Where are the election observers as Zimbabwe's June 27 presidential election approaches? They are barred, at least the major Western observers, by Robert Mugabe's regime. Mr. Mugabe has promised to invite several regional bodies, including the African Union and the South African Development Community, but he has not yet done so. This means that just two weeks before the election, there are no observers in place. Little wonder. They would find a climate of voter intimidation, no meaningful campaign activity and the arrest - in some cases the murder - of opposition figures on the pretext of "security."

In other words, the bad old days of repression have intensified since Zimbabwe's March runoff elections. Mr. Mugabe's unexpected defeat back then raised speculation that a democratic regime change could eventually result. But Zimbabwe watchers now consider the chances of a free and fair election to be virtually nil. Opposition leader and presidential candidate Morgan Tsvangirai himself has been detained twice in recent weeks. Mr. Mugabe has labeled the opposition "British stooges" and has vowed to prevent their victory. A convoy carrying British and American diplomats was attacked by dozens of armed supporters of the Mugabe regime last week in what the State Department described as an organized effort by members of the army, the intelligence services and pro-Mugabe veterans to harass or possibly kidnap Western diplomats (they fled to safety). It has been a long fall for the onetime hero of national liberation. The man intends to keep his office.

Beyond humanitarian imperatives, this matters to the United States. The world's worst inflation rate, the country's near-famine conditions and related problems fuel a regionally destabilizing refugee crisis - not to mention Mr. Mugabe's demagoguery and association with nefarious regimes worldwide. These problems will fester as long as an illegitimate ruler remains in office.

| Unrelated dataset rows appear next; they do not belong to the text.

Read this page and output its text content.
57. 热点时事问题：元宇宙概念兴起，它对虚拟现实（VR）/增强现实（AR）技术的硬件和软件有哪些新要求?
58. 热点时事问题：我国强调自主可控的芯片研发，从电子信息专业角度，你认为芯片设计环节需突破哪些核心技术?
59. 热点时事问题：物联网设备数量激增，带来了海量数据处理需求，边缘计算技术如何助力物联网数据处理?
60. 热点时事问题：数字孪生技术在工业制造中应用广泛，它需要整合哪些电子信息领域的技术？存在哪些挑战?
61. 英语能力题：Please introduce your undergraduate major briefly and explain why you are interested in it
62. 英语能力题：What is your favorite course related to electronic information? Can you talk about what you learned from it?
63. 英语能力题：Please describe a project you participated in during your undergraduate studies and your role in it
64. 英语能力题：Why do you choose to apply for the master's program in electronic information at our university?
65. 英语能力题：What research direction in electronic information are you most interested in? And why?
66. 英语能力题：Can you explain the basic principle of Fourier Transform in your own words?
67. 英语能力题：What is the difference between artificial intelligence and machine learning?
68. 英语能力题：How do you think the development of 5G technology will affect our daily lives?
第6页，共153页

As we have said previously, this would be an ideal time for South African President Thabo Mbeki to cut his ties to Mr. Mugabe once and for all - and for the People's Republic of China to cease its material support. Zimbabwe's crisis affects South Africa more than any "meddling" Western power. Mr. Mbeki should be taking the lead. China should learn that its efforts to arm this repressive regime conflict with the "foreign policy of peace" it claims to promote in this year of the Beijing Olympics.

American and European Union officials have called for a U.N. mission for Zimbabwe. This is not much of a promise, since U.N. contingencies rely on at least minimal willingness to cooperate on behalf of the host government. This, remember, is a ruler who labels his loyal opposition "enemy agents."